Dal 1973 al 1990 è stato alla guida dell’Archivio Centrale del Film. In un’intervista per il quotidiano albanese Shekulli, Abaz Hoxha, oggi ottantenne, racconta particolari interessanti della storia dell’istituzione che ha fondato e dal secondo dopoguerra conosce meglio di chiunque altro.
Il suo impegno nel cinema, in particolare, è legato alla direzione dell’Archivio Centrale del Film. Può dirci qualcosa di specifico di questa esperienza?
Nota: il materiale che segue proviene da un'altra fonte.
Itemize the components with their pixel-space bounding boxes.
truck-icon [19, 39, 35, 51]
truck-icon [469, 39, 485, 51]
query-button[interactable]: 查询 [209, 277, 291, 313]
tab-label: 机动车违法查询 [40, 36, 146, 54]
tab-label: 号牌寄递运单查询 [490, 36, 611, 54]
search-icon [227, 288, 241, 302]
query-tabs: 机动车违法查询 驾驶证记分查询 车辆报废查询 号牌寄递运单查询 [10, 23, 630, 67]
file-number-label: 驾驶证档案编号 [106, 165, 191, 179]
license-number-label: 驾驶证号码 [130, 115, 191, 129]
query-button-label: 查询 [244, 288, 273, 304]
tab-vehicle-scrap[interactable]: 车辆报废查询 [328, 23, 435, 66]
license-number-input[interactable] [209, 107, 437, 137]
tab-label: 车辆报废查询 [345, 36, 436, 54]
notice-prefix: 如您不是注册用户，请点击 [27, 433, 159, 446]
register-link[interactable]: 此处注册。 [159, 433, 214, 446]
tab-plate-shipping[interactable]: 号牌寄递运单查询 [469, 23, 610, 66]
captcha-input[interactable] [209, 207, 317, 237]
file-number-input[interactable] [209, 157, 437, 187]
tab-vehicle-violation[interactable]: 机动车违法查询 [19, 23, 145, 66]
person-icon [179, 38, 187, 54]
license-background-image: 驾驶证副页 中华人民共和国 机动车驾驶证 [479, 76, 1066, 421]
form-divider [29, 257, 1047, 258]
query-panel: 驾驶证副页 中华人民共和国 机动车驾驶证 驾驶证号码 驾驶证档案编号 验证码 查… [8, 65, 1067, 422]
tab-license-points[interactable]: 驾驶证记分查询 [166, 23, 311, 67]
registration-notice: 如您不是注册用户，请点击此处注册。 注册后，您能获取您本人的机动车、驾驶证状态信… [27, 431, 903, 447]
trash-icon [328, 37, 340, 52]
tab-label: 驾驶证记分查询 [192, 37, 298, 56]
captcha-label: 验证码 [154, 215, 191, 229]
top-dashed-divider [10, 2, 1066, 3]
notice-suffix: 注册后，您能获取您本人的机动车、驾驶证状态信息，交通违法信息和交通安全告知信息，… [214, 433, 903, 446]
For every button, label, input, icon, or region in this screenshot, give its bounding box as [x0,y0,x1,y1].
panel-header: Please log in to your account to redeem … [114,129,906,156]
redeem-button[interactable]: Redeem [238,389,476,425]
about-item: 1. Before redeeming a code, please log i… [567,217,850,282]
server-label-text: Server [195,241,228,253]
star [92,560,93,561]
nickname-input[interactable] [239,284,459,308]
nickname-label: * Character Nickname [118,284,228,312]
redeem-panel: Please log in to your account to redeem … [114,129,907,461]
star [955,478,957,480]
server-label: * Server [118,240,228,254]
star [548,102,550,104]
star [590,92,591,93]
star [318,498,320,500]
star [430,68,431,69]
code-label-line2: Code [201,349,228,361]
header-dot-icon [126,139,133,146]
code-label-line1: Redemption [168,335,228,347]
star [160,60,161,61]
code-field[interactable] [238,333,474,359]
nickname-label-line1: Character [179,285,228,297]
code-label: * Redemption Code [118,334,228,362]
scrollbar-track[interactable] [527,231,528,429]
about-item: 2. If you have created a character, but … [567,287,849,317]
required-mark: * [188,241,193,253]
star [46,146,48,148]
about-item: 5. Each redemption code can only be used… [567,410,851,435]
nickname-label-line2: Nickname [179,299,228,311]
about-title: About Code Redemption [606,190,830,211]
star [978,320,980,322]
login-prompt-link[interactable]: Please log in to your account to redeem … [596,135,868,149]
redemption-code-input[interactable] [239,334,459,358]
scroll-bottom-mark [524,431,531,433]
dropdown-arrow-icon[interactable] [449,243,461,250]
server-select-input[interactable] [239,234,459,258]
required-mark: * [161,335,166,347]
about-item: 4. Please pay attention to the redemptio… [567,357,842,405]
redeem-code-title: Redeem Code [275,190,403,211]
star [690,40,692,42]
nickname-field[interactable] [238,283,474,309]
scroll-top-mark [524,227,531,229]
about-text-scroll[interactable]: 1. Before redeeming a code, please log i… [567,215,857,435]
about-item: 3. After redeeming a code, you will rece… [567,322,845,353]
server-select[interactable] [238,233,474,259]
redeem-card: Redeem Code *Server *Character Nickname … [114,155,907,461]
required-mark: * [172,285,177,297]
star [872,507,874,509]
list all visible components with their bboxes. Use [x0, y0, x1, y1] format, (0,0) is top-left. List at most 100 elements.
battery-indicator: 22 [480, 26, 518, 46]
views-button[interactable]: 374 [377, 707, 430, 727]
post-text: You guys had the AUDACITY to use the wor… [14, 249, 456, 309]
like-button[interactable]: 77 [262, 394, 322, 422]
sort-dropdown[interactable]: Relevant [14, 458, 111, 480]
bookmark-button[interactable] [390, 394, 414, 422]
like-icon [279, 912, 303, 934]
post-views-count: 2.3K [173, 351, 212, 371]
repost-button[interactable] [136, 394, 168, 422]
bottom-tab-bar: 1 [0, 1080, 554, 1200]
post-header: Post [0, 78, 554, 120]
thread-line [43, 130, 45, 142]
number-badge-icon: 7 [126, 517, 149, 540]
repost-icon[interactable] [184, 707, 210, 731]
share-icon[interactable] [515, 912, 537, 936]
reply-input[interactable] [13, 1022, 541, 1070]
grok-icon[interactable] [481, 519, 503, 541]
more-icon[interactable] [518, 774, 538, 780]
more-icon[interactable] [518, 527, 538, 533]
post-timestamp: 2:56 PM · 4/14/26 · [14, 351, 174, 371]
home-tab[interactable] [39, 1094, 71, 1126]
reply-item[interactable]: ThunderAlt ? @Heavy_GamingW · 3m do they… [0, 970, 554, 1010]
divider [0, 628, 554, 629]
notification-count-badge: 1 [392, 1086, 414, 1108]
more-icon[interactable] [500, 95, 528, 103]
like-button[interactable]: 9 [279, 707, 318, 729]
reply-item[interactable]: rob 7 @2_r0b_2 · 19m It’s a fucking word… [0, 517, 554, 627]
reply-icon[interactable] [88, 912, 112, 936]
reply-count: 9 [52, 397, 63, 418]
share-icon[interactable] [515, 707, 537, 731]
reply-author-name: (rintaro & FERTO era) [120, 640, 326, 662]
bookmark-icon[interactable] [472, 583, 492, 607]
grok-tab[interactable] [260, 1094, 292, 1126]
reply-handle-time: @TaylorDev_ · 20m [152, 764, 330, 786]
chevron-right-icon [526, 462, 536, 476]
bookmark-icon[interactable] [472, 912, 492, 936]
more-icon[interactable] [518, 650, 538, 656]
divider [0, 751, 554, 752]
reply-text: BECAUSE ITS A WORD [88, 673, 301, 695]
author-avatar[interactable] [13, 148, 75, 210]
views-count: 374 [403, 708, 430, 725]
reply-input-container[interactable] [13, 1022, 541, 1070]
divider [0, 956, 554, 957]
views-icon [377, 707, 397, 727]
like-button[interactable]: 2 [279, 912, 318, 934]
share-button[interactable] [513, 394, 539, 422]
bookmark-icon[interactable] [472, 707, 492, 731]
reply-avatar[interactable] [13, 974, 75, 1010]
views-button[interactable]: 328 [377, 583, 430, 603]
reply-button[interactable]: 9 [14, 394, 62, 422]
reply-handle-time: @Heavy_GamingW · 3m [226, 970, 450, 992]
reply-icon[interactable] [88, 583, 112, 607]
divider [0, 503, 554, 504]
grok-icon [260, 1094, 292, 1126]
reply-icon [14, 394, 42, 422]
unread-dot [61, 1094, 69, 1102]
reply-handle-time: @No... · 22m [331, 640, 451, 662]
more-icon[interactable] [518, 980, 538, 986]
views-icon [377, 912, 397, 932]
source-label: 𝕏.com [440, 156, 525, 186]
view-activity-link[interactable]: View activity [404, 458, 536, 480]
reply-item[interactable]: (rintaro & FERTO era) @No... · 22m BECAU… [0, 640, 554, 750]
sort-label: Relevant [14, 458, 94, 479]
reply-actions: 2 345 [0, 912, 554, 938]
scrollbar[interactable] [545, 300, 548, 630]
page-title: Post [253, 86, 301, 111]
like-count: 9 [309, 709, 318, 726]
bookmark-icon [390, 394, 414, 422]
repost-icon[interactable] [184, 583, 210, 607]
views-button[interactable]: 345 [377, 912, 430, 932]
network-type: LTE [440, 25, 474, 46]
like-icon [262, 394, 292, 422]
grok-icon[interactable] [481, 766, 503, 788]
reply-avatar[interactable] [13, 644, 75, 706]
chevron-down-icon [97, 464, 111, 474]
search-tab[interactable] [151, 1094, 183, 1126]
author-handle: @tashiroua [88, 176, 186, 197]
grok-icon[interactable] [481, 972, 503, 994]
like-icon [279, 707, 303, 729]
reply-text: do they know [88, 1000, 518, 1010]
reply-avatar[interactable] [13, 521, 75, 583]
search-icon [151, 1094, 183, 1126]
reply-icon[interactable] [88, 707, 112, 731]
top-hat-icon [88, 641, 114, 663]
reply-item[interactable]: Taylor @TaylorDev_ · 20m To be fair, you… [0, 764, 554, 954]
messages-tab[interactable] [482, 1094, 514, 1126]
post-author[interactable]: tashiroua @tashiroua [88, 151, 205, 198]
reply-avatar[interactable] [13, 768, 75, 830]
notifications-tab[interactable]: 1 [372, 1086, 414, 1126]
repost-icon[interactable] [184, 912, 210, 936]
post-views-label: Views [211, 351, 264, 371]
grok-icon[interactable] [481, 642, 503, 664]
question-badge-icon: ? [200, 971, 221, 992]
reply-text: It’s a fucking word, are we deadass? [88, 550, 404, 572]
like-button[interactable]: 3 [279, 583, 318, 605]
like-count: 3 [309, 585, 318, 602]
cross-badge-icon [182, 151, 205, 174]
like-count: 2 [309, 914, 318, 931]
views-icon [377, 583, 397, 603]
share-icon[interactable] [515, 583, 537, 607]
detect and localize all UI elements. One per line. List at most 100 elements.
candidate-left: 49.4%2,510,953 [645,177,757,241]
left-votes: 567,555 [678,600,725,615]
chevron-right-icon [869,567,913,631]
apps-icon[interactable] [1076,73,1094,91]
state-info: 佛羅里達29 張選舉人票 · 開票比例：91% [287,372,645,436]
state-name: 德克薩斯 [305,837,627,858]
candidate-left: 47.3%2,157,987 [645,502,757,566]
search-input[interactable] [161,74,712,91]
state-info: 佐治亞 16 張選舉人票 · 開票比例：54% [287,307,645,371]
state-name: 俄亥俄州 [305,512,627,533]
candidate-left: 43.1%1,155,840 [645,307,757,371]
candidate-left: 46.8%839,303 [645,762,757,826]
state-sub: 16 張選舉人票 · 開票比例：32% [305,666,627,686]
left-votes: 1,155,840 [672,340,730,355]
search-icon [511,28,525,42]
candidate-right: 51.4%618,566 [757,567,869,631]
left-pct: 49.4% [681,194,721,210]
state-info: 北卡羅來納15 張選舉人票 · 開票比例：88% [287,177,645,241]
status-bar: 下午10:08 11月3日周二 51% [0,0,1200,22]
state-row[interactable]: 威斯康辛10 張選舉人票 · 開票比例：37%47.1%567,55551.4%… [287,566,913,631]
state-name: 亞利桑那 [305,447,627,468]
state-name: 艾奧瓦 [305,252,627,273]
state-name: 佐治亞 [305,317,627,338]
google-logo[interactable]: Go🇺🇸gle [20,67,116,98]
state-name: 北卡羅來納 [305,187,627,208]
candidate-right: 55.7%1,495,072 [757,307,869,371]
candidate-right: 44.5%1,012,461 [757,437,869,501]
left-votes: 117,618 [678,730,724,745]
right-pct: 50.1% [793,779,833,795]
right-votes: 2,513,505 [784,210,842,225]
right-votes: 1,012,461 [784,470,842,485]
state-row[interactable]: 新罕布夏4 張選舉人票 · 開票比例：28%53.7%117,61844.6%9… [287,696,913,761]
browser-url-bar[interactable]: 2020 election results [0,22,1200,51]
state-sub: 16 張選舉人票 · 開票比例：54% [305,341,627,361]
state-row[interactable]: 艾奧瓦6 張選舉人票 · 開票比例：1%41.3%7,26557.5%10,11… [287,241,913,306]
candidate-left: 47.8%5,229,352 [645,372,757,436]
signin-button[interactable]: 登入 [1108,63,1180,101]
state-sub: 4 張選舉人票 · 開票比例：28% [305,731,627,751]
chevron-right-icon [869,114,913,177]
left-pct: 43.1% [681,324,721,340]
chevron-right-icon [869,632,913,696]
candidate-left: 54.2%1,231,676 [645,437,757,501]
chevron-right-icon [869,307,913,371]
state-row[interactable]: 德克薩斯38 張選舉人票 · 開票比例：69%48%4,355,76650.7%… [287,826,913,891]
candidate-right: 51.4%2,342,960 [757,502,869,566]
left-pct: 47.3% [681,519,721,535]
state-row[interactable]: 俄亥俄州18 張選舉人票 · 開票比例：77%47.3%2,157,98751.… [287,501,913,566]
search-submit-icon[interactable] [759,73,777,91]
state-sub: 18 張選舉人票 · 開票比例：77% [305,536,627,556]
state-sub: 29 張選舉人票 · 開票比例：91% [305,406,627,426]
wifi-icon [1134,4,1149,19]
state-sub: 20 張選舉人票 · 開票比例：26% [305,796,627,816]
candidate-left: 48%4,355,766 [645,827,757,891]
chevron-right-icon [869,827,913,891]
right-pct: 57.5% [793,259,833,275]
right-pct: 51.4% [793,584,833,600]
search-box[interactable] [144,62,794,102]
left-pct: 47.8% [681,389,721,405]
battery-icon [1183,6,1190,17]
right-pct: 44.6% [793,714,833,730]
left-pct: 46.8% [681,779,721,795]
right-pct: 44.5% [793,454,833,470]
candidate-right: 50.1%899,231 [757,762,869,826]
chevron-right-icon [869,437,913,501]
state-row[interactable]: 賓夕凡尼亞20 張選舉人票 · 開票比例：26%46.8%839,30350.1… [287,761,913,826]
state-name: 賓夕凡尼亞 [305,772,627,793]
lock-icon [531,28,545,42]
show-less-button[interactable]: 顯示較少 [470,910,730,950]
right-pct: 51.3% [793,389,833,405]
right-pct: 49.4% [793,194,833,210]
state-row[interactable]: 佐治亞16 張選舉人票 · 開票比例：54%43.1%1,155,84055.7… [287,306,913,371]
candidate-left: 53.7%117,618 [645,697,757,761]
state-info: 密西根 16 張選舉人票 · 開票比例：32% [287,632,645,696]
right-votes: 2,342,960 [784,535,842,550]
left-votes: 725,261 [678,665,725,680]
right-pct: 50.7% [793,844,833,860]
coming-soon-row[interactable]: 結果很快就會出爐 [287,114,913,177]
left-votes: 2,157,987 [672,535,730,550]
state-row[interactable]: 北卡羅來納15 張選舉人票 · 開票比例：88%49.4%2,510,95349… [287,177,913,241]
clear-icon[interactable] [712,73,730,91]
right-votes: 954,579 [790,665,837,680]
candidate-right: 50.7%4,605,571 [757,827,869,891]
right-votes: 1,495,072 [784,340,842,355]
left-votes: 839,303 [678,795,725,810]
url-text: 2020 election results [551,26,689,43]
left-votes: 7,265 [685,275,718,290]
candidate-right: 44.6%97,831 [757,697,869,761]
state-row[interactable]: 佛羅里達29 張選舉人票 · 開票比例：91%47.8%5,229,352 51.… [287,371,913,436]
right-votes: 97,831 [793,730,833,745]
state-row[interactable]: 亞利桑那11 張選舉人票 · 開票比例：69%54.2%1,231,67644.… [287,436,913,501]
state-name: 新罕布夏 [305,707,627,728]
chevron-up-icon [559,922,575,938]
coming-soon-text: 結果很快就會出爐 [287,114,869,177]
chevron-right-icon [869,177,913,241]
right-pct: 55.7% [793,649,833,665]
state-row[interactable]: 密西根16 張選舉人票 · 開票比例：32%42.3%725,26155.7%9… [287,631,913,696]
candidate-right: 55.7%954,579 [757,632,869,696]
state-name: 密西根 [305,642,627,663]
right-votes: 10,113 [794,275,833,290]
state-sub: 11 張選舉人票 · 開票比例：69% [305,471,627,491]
Quando sono arrivato al Kinostudio (Cinecittà), l’Archivio assomigliava più a un deposito. C’erano pochi film, perché buona parte erano stati bruciati nel 1947. Per lo più film stranieri, da noi considerati “trofei di guerra” perché catturati ai nemici. Invece un’altra parte erano stati presi dai russi in buona fede, ma non sono stati mai restituiti. Insomma, era più una videoteca che un archivio, in cui venivano catalogati e conservati i film che avevamo cominciato a produrre dal 1947. Nel 1962, sollevai il problema che l’archivio doveva aderire alla Federazione Internazionale degli Archivi del Film, perché non avevamo alcuna esperienza. Un anno dopo, tra tante avversità, la richiesta è stata approvata e dal 1963 siamo membri di questa organizzazione. Necessitavamo di formazione perché non sapevamo molto sulla conservazione, la manutenzione dei film e l’istituzione di un organo scientifico responsabile di queste azioni e studi futuri. Fino al 1966 sono stato capo ingegnere, poi sono stato trasferito nel settore cinematografico, dove mi occupavo dell’import-export dei film e la selezione dei film stranieri. È stato una grande esperienza per me, perché sono venuto a conoscenza della cinematografia mondiale. È vero che proiettavamo pochi film nei cinema ma all’epoca ci venivano più persone. Sono stato costretto a guardarli tutti per poterli selezionare. Ho lavorato in quel settore per 7 anni. Nel 1972, ero molto preoccupato dell’Archivioperché versava in condizioni pietose e rischiava di prendere fuoco all’istante. Com’è diventato l’Archivio che conosciamo oggi?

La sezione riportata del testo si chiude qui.